You seem to enjoy my warmth. My energy. My openness. Yet strangely, I do not feel truly seen by you. Not in the way that makes a person feel acknowledged or emotionally safe.
It is as though you stand close enough to receive what I give, but never close enough to offer anything real in return.
You keep your depths hidden. Your emotions remain carefully guarded, your inner world sealed behind a door that never quite opens. And yet you seem to want access to mine. You ask for vulnerability that you yourself do not provide.
It leaves me wondering how someone can desire something they are unwilling, or perhaps unable, to give.
I have never been drawn to superficial things. In fact, I rarely linger around them. Which makes this situation even more puzzling, because despite my curiosity, I cannot say I am truly drawn to you.
Everything about you exists on the surface.
Your words are thoughtful. Your actions appear considerate. Even your care seems deliberate. But none of it seems to reach deeper than the outer layer of who you are.
It makes me wonder who the depth is reserved for.
Sometimes I imagine a strange possibility. Even if we remained acquainted for a thousand years, I suspect I would still not know you. Not the real version of you.
Not the person capable of opening the door to their heart and allowing someone to step inside.
That is the only part of you I am interested in seeing. The part that is honest and unguarded. The part that reveals itself without calculation. The part that could, perhaps, one day even be loved.

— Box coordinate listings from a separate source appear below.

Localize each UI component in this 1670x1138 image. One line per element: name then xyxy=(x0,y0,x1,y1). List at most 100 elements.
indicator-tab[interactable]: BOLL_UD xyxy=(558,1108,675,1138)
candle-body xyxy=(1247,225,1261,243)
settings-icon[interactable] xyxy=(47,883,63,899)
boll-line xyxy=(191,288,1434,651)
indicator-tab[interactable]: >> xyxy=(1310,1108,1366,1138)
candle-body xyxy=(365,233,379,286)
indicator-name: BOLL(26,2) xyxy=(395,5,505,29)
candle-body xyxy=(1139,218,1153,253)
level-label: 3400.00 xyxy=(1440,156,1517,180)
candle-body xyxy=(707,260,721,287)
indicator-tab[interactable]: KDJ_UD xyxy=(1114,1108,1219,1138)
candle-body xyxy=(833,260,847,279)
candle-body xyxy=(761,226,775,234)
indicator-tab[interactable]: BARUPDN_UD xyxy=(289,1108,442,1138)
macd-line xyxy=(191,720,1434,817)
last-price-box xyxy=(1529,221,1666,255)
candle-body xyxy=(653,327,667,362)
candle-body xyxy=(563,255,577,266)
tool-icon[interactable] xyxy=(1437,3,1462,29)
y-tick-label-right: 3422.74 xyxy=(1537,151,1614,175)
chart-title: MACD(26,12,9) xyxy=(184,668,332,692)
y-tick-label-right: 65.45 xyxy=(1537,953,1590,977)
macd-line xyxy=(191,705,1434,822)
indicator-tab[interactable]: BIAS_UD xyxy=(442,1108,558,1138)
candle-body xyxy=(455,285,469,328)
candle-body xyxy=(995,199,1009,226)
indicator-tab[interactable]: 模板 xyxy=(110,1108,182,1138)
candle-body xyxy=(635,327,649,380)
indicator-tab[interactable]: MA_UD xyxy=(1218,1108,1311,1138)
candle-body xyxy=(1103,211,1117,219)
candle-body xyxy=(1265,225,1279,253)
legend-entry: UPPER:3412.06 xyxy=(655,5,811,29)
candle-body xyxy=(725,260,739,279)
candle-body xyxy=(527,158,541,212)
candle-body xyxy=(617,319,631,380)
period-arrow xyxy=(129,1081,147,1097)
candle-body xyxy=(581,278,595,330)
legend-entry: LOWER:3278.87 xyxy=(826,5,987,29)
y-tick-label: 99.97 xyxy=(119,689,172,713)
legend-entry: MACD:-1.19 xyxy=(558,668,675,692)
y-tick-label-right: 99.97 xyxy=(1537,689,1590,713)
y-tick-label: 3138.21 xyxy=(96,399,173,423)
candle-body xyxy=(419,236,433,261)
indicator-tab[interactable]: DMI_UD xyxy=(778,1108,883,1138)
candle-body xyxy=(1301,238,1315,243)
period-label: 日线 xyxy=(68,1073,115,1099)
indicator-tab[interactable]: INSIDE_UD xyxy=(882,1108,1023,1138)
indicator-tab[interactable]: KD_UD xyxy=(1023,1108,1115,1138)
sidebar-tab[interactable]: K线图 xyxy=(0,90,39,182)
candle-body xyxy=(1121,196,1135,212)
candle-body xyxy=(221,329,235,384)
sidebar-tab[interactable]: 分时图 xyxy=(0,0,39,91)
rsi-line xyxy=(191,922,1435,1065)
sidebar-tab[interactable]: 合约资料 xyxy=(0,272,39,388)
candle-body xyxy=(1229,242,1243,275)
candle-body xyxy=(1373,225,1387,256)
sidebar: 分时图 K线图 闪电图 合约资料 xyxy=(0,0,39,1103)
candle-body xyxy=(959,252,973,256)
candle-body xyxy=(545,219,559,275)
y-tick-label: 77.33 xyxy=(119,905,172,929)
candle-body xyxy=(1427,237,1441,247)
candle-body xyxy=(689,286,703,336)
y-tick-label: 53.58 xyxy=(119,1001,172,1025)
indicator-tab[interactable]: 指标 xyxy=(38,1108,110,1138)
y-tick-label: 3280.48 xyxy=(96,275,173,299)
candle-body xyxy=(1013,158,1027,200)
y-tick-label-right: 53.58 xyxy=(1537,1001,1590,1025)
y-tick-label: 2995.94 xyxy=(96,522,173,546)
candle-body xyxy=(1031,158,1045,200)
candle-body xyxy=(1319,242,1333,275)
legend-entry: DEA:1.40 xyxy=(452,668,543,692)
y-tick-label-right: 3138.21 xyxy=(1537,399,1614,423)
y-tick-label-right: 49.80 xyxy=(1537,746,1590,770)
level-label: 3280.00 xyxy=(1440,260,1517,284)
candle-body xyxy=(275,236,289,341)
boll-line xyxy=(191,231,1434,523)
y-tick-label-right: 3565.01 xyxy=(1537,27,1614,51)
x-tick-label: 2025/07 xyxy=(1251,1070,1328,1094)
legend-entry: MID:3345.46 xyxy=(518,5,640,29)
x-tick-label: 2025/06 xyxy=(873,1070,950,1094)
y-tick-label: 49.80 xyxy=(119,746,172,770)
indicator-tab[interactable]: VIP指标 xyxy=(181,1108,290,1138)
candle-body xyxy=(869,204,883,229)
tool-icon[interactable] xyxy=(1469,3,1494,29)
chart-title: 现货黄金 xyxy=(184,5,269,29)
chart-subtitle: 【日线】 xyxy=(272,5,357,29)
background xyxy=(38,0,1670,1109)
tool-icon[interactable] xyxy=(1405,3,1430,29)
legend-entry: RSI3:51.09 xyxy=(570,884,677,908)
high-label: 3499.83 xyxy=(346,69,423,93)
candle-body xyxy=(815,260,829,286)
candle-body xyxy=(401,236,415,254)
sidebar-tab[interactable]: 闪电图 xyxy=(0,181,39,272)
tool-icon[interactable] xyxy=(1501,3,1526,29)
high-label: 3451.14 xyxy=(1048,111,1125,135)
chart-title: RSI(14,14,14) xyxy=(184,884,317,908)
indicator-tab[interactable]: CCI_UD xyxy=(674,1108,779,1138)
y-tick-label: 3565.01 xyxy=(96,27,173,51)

But that version of you has not appeared.
What I see instead is the version you present to the world. Polished. Controlled. Present, yet somehow distant. A version that reveals enough to maintain connection, but never enough to truly create one.
And so I find myself considering possibilities.
Perhaps you do not know how to let someone in. Perhaps you do know how, but have chosen not to. Or perhaps I simply do not occupy the place in your life that would allow you to open that door.
Whatever the reason, I have learned something important through observing this dynamic.
Time does not always reveal everything.
Sometimes people remain exactly as they present themselves. Sometimes the depth we search for simply does not exist in the way we imagine.
And curiosity, no matter how strong, is not a reason to remain indefinitely.
Because at some point, the most honest thing a person can do is recognize their own worth.
I will only invest where I am valued enough for my feelings to matter. Where emotional openness is met with the same sincerity in return.
Anything less than that is not connection.
It is simply the quiet presence of a superficial you.